Cloud Infrastructure (Backend & Storage)
Application Framework: Django serves as the primary backend engine, orchestrating data between the edge devices and the database.
Database: TimescaleDB is used for spatiotemporal data storage. Since it's built on PostgreSQL, it’s optimized for handling the time-series nature of sensor alerts and geographical coordinates.
Satellite Integration: A dedicated pipeline connects to the Copernicus API to pull Sentinel data, which then undergoes satellite image Inference to cross-reference edge detections with orbital views. Using Sentinel-1 VV and VH polarization and Sentinel-2 as complementary data.
Visualization Layer (Frontend)
Web Server: NodeJS acts as the delivery layer for the user interface.
User Interface: A Hexbin UI is used for map visualization. Hexagonal binning is particularly effective for spatial data because it reduces visual noise and makes density patterns (like debris clusters) much easier to spot compared to standard heatmaps.
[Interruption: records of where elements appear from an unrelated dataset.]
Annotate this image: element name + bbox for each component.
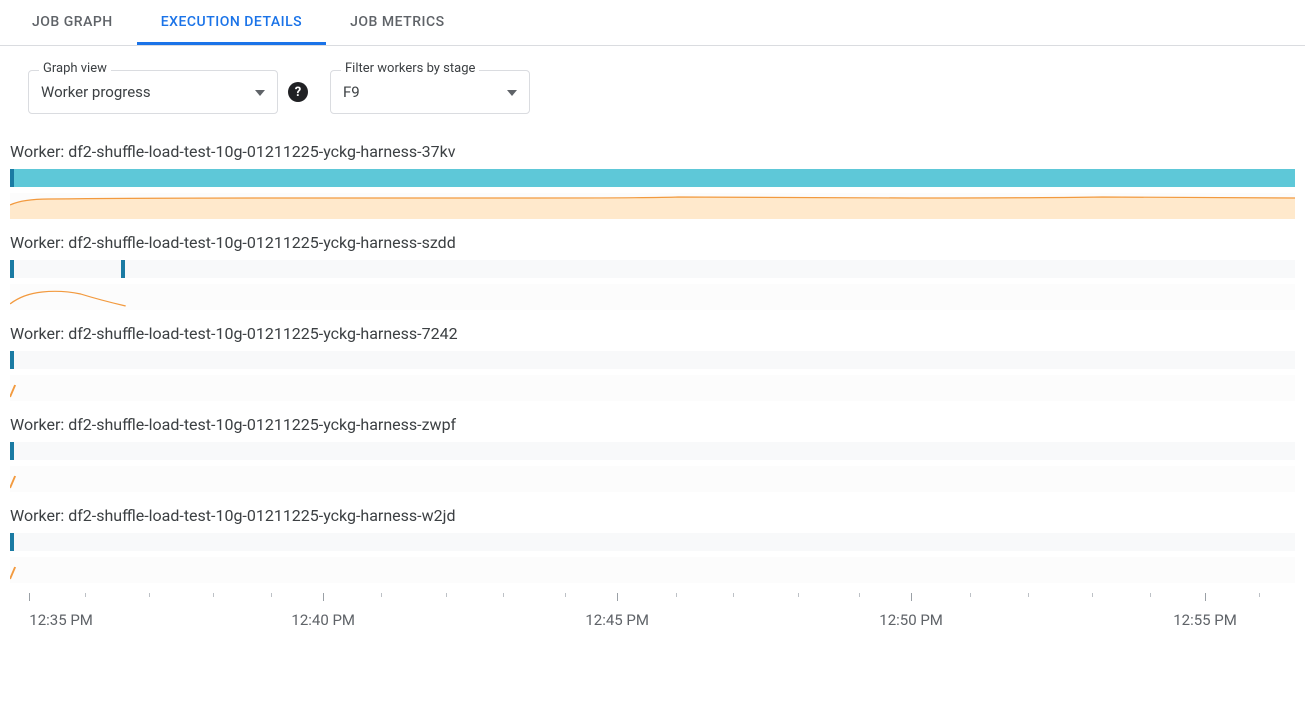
- progress-tick: [10, 533, 14, 551]
- graph-view-value: Worker progress: [41, 83, 151, 101]
- progress-bar[interactable]: [10, 169, 1295, 187]
- progress-tick: [121, 260, 125, 278]
- axis-minor-tick: [1092, 593, 1093, 597]
- progress-bar[interactable]: [10, 351, 1295, 369]
- sparkline: [10, 557, 1295, 583]
- axis-minor-tick: [859, 593, 860, 597]
- axis-major-tick: [323, 593, 324, 601]
- axis-minor-tick: [446, 593, 447, 597]
- axis-label: 12:35 PM: [29, 611, 93, 629]
- worker-title: Worker: df2-shuffle-load-test-10g-012112…: [10, 411, 1295, 442]
- axis-minor-tick: [213, 593, 214, 597]
- filter-stage-value: F9: [343, 83, 360, 101]
- axis-label: 12:45 PM: [585, 611, 649, 629]
- axis-minor-tick: [1028, 593, 1029, 597]
- worker-block: Worker: df2-shuffle-load-test-10g-012112…: [10, 411, 1295, 492]
- controls-row: Graph view Worker progress ? Filter work…: [0, 46, 1305, 128]
- axis-minor-tick: [381, 593, 382, 597]
- axis-major-tick: [911, 593, 912, 601]
- filter-stage-select[interactable]: Filter workers by stage F9: [330, 70, 530, 114]
- axis-minor-tick: [503, 593, 504, 597]
- axis-minor-tick: [733, 593, 734, 597]
- axis-ticks: [10, 593, 1295, 603]
- worker-block: Worker: df2-shuffle-load-test-10g-012112…: [10, 229, 1295, 310]
- sparkline: [10, 466, 1295, 492]
- axis-labels: 12:35 PM 12:40 PM 12:45 PM 12:50 PM 12:55 PM: [10, 611, 1295, 641]
- progress-bar[interactable]: [10, 533, 1295, 551]
- axis-label: 12:55 PM: [1173, 611, 1237, 629]
- progress-tick: [10, 442, 14, 460]
- axis-minor-tick: [85, 593, 86, 597]
- tab-job-metrics[interactable]: JOB METRICS: [326, 0, 468, 45]
- progress-fill: [10, 169, 1295, 187]
- tab-job-graph[interactable]: JOB GRAPH: [8, 0, 137, 45]
- progress-bar[interactable]: [10, 260, 1295, 278]
- worker-timeline: Worker: df2-shuffle-load-test-10g-012112…: [0, 138, 1305, 583]
- tab-execution-details[interactable]: EXECUTION DETAILS: [137, 0, 326, 45]
- graph-view-select[interactable]: Graph view Worker progress: [28, 70, 278, 114]
- worker-title: Worker: df2-shuffle-load-test-10g-012112…: [10, 320, 1295, 351]
- sparkline: [10, 193, 1295, 219]
- tabs: JOB GRAPH EXECUTION DETAILS JOB METRICS: [0, 0, 1305, 46]
- axis-major-tick: [1205, 593, 1206, 601]
- worker-title: Worker: df2-shuffle-load-test-10g-012112…: [10, 138, 1295, 169]
- chevron-down-icon: [507, 84, 517, 100]
- help-icon[interactable]: ?: [288, 82, 308, 102]
- graph-view-field-wrap: Graph view Worker progress ?: [28, 70, 308, 114]
- worker-title: Worker: df2-shuffle-load-test-10g-012112…: [10, 502, 1295, 533]
- time-axis: 12:35 PM 12:40 PM 12:45 PM 12:50 PM 12:55 PM: [10, 593, 1295, 649]
- sparkline: [10, 375, 1295, 401]
- progress-tick: [10, 351, 14, 369]
- axis-major-tick: [617, 593, 618, 601]
- progress-tick: [10, 169, 14, 187]
- axis-minor-tick: [970, 593, 971, 597]
- axis-label: 12:40 PM: [291, 611, 355, 629]
- graph-view-label: Graph view: [39, 61, 111, 76]
- axis-minor-tick: [149, 593, 150, 597]
- axis-minor-tick: [798, 593, 799, 597]
- worker-block: Worker: df2-shuffle-load-test-10g-012112…: [10, 320, 1295, 401]
- progress-tick: [10, 260, 14, 278]
- axis-minor-tick: [1150, 593, 1151, 597]
- chevron-down-icon: [255, 84, 265, 100]
- axis-label: 12:50 PM: [879, 611, 943, 629]
- progress-bar[interactable]: [10, 442, 1295, 460]
- axis-minor-tick: [1259, 593, 1260, 597]
- axis-minor-tick: [676, 593, 677, 597]
- sparkline: [10, 284, 1295, 310]
- axis-major-tick: [29, 593, 30, 601]
- worker-title: Worker: df2-shuffle-load-test-10g-012112…: [10, 229, 1295, 260]
- filter-stage-label: Filter workers by stage: [341, 61, 479, 76]
- worker-block: Worker: df2-shuffle-load-test-10g-012112…: [10, 502, 1295, 583]
- worker-block: Worker: df2-shuffle-load-test-10g-012112…: [10, 138, 1295, 219]
- axis-minor-tick: [565, 593, 566, 597]
- axis-minor-tick: [271, 593, 272, 597]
Based on infrastructure data from Eurostat:
There are commercial satellites that provide higher spatial resolution and much more frequent imaging than the Sentinel satellites within the Copernicus Programme. Both Sentinel missions and systems such as ICEYE and Capella include SAR (Synthetic Aperture Radar) capability, enabling all-weather, day-and-night observations. The main difference is that commercial constellations typically offer finer spatial detail and higher revisit rates, which can improve the detection of illegal waste dumping sites by increasing location accuracy and lowering the minimum detectable size of deposits.
Q: How do you distinguish between trash and natural debris (like logs or algae) from space?
A: That is the power of Copernicus Sentinel-2s multispectral bands. We don't just look at a picture; we look at the spectral signature. Plastics and synthetic materials reflect light differently than organic matter like wood or algae. While our demo version is a baseline, our roadmap includes training a custom model on the Tisza signature - and for rivers generally - to exponentially increase our detection accuracy and reduce false positives.
Q: A 60 km sector is quite large. How can authorities actually use that?
A: Currently, authorities have to monitor the entire river length—thousands of kilometres — blindly. Narrowing it to a 60 km. A High-Probability Zone allows for a 95% reduction in search area. This makes it feasible to deploy targeted drone flights or local boat patrols. However, the current specifics are for a minimum viable product. We can integrate high-resolution commercial satellite data upon request to increase resolution and feedback frequency.
Q: If you aren't profit-driven, how do you sustain the operation long-term?
A: We operate on an avoided cost model. Governments currently lose billions in clean-up and infrastructure repair. We are positioning this as a public utility. Sustainability comes from Service Level Agreements (SLAs) with national environmental agencies and waterplants who pay a subscription fee that is significantly lower than the cost of the damage we prevent.